Index construction in the spotlight amid surge in thematics
According to index and data provider FTSE Russell, the global thematic investment market tripled in size in the three years to June 2021, hitting a record of US$660 billion ($892 billion). “Investors are becoming less satisfied with broad-based investments,” said the release, with most “looking for investment vehicles that cater to a narrower, more focused investment thesis,” but particularly, those able to support more active tactical asset allocation views.
The rise in thematic investing is quite simple, in that it aims to “capture future trends and capitalise on potential growth.” Robotics and automation and among the most popular themes, however, up to this point few have considered one of the most important inputs into the sector; the benchmarks they are required to track.
There is no fixed rule or guideline that outlines how a thematic index is built, nor an unwritten rule that guides portfolio construction. The first of the modern thematic strategies, being “sector indices” are an interesting starting point for any analysis. These are generally based on fixed, quite rigid GICS classifications that give little consideration to what the underlying businesses actually do.
FTSE Russell highlights Amazon Inc. (NYSE:AMZN) as case in point, with the company automatically allocated to the consumer discretionary or retailers benchmark, and thus sector and thematic indices, despite operating the world’s biggest cloud computing platform and being heavily involved in the Internet of Things sector. This “input-driven” index construction is a key challenge the sector faces amid its incredible growth.
One solution that the group has focused on is the use of natural language processing or NLP techniques using the power of artificial intelligence to help in the index construction process. “Aided by the rapid development in computing power and data science, the cutting-edge NLP techniques has propelled a theme construction mechanism that cuts across sectors, countries, and sizes to identify companies with relevancy to a particular trend or investment opportunity,” FTSE Russell explains.

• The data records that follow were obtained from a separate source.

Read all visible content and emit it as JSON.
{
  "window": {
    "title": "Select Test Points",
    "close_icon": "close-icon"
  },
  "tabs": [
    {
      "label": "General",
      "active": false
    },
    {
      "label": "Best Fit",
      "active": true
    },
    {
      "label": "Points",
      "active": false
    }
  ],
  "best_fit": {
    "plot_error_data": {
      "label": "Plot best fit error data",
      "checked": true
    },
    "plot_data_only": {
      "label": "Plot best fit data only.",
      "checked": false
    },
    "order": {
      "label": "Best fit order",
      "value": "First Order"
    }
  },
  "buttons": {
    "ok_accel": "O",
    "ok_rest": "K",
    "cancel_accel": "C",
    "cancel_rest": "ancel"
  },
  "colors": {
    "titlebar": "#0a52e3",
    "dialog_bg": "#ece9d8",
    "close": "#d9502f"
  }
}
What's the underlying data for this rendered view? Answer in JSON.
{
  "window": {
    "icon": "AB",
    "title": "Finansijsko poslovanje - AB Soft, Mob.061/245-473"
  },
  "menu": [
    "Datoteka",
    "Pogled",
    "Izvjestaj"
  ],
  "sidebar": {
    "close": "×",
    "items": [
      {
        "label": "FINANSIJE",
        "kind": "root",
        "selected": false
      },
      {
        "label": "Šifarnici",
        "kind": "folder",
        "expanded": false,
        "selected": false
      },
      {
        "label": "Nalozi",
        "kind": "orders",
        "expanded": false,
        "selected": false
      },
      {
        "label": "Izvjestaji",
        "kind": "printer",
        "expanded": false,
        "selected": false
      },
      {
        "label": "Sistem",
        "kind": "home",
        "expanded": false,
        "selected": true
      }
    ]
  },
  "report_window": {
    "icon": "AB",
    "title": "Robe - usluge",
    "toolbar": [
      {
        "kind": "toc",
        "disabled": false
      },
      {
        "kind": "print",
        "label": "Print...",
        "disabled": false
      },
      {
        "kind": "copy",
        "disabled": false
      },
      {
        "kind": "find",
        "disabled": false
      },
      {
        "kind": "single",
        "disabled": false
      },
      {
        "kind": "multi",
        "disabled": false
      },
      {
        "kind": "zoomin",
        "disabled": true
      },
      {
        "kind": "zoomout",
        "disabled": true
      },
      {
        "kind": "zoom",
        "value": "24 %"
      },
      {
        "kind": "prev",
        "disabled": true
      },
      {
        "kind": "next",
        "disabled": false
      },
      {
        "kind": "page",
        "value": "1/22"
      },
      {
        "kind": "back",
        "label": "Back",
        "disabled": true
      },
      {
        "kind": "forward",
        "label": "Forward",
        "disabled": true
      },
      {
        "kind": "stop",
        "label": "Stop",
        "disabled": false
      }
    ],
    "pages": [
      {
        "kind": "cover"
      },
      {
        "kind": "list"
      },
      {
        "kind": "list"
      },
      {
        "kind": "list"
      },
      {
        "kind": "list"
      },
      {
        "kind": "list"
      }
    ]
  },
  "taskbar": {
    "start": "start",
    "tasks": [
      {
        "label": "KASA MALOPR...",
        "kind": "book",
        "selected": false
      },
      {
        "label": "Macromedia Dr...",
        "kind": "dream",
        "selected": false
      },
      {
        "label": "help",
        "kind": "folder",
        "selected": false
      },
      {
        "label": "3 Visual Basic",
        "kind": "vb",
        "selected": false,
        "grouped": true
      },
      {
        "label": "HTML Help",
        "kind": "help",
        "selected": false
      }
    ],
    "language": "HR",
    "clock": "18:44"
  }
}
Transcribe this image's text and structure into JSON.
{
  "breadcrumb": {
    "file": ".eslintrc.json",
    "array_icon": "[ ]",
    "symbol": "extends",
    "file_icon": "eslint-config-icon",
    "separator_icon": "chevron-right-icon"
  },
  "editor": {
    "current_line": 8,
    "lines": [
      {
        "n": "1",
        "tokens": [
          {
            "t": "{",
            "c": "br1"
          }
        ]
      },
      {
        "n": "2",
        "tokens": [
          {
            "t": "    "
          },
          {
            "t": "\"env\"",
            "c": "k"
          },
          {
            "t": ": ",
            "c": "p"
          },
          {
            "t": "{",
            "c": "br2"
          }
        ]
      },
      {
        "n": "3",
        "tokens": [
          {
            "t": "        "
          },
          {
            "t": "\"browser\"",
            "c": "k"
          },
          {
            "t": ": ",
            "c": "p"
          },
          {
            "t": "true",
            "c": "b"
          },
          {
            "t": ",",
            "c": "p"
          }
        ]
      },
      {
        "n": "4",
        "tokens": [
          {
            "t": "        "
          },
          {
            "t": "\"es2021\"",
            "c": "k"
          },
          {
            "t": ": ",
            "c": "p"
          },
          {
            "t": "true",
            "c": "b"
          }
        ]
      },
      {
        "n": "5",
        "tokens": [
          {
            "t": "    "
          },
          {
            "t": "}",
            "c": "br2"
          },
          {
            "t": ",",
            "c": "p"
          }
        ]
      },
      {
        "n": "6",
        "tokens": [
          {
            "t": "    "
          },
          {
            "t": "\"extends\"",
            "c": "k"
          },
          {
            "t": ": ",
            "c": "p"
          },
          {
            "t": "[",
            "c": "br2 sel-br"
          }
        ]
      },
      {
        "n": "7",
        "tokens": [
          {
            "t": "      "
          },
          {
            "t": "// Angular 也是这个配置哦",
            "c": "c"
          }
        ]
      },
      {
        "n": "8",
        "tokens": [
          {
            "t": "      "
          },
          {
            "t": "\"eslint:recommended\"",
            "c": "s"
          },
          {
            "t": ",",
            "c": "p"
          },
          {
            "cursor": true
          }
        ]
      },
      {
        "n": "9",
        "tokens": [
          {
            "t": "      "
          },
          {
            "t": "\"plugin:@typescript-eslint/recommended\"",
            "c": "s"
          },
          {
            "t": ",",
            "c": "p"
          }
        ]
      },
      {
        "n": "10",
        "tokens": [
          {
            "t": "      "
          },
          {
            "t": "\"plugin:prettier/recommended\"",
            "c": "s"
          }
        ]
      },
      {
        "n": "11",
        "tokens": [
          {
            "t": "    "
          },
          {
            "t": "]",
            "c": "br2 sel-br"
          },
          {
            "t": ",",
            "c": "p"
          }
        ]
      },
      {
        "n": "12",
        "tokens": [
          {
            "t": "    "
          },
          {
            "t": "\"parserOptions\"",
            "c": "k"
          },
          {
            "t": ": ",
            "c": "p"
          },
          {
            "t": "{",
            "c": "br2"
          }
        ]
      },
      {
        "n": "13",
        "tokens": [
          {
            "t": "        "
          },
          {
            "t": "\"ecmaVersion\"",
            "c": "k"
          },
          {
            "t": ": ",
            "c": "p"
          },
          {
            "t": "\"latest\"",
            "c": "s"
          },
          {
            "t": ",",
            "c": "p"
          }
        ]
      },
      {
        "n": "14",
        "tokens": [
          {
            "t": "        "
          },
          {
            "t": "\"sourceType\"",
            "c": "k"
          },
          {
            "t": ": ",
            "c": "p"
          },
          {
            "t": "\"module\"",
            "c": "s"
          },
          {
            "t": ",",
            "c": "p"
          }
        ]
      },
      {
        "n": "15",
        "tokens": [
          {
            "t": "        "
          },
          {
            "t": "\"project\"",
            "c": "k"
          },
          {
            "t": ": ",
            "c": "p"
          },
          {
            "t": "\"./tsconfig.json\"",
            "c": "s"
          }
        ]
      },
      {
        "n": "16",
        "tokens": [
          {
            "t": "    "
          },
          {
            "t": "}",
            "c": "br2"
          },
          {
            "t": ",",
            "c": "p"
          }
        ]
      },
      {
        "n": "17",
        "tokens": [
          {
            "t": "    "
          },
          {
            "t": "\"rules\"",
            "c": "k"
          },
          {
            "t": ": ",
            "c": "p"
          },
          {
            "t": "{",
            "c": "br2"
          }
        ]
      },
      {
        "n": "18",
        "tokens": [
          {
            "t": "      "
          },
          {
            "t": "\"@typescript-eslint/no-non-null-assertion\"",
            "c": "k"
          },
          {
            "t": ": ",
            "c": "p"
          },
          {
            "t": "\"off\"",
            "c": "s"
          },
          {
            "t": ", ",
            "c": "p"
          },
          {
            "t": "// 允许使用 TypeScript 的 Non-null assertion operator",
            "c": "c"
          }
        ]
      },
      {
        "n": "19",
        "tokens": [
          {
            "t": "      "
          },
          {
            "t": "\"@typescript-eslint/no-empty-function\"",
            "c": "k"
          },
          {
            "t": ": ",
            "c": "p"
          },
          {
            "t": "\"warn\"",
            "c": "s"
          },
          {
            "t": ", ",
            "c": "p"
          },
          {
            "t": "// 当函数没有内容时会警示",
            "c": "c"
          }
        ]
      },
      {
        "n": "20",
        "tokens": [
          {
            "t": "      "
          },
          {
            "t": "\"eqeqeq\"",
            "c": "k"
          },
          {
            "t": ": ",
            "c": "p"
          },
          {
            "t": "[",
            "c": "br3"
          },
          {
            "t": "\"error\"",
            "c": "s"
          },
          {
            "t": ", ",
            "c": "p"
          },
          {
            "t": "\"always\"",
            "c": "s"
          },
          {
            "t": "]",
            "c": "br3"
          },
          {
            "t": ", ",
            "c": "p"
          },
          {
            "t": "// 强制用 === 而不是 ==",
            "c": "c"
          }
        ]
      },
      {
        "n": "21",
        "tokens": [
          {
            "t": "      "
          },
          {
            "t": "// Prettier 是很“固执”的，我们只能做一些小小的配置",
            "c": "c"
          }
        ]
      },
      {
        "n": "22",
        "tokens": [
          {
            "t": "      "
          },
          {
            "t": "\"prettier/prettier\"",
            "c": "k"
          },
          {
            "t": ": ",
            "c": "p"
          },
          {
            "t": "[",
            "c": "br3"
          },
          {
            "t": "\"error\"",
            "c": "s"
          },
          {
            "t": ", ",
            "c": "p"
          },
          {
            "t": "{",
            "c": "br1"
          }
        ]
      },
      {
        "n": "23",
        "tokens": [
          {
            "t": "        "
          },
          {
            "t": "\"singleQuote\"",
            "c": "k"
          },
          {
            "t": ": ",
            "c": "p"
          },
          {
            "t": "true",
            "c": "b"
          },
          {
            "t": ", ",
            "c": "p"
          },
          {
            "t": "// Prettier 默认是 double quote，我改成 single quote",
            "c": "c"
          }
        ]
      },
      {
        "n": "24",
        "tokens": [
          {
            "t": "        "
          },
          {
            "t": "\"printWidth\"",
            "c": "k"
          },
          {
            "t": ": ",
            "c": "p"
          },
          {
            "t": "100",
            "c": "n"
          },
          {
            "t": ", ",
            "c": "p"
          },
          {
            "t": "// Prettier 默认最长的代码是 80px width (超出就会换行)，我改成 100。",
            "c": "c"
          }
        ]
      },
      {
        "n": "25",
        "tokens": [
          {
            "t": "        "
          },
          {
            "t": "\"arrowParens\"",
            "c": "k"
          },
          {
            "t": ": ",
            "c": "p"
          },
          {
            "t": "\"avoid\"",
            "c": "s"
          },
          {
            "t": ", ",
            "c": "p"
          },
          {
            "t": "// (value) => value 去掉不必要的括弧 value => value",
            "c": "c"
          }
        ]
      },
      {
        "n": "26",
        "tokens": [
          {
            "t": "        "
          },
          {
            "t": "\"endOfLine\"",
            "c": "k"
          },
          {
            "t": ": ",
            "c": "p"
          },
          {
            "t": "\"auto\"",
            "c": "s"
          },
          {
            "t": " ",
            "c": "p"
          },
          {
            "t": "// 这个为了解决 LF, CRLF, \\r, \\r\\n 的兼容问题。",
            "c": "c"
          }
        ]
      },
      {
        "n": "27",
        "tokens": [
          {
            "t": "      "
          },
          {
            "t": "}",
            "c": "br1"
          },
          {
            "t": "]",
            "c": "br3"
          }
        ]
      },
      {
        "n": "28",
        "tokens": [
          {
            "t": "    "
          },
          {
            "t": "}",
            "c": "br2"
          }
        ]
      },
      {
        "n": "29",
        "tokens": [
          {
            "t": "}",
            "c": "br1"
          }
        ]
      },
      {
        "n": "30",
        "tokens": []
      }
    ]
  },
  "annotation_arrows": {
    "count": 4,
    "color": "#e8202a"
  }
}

The biggest advantage of such an unconstrained approach is the ability to assess the unstructured content like blog posts, articles, annual report commentary and the like, to truly understand what each company is actually doing and therefore in what index it should be included. Most importantly, the use of machine learning and AI allow this to be completed without large teams of analysts and the risk of human error.
Among the additional benefits of this use of technology is the ability to “spot uprising trends” but also understand the need for theme keywords to be updated from time to time rather than remaining static. With technology increasingly being leveraged for this purpose, few index (and thus thematic ETF) providers will track the same index, meaning investor due diligence will be more important than ever.